The Minderoo Ocean Research initiative will track global fishing patterns, fund research on ocean plastics pollution, and develop a research facility at Exmouth, near Australia's Ningaloo Reef, to study the migration of sea life through the Indian Ocean. To help advance its goals, the foundation will partner with a range of institutions in the marine conservation space and has already established informal collaborations with many other groups, including the Sea Around Us, in Vancouver, British Columbia; the Scripps Institution of Oceanography at the University of San Diego; Ocean Elders, an independent group of global leaders and conservationists; the University of Western Australia's Centre for Marine Futures; the College of Science and Engineering at James Cook University Australia; the University of Queensland's Centre for Marine Science; the University of Technology Sydney; the Department of Geography at University College London; the University of Plymouth; ocean conservation organization Oceana; Global Fishing Watch; Singapore-based Eachmile Technologies; Conservation International's Ocean Health Index initiative; the Geneva-based Global Footprint Network; the London-based Overseas Development Institute; big data project FishSpektrum; the Western Australia Museum; the Red List Index; the Luc Hoffman Institute in Gland, Switzerland; and WWF Australia.
The foundation's long-term plans include a commitment to establish a Global Fishing Index, following its success in creating a Global Slavery Index.

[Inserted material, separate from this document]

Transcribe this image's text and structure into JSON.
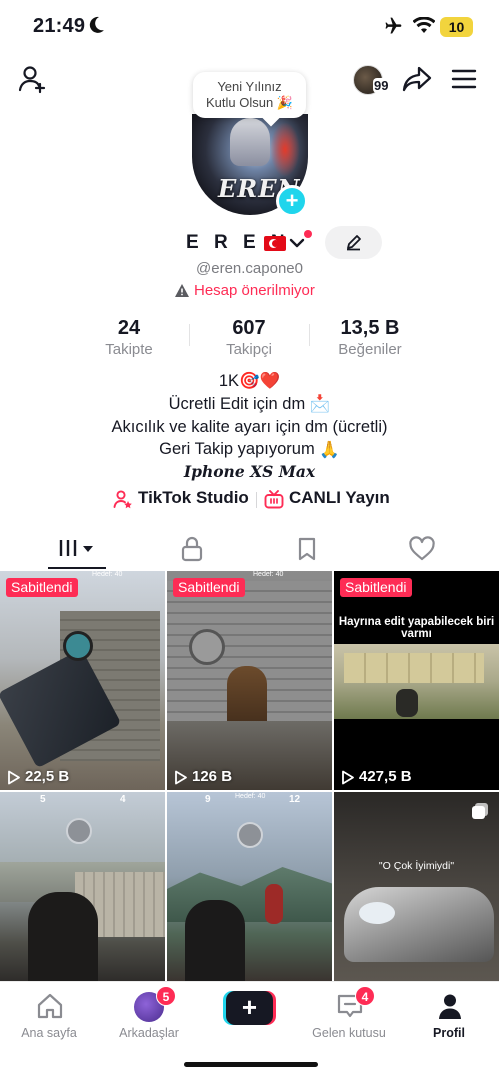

"Australia leads the world in many areas of ocean research and conservation, but there's so much more to do once we realize the dire shape our oceans are in," said Minderoo Foundation chair Andrew Forrest, who was among the first international signatories of the Giving Pledge. "Catches from wild fisheries in Australia have fallen by over 30 percent over the past few years and are still falling. Overseas fishing industries have been bankrupted and shut down, and the number of fish species have plummeted by 90 percent. This helps no one. Not recreational fishers, not industry, and certainly not the environment."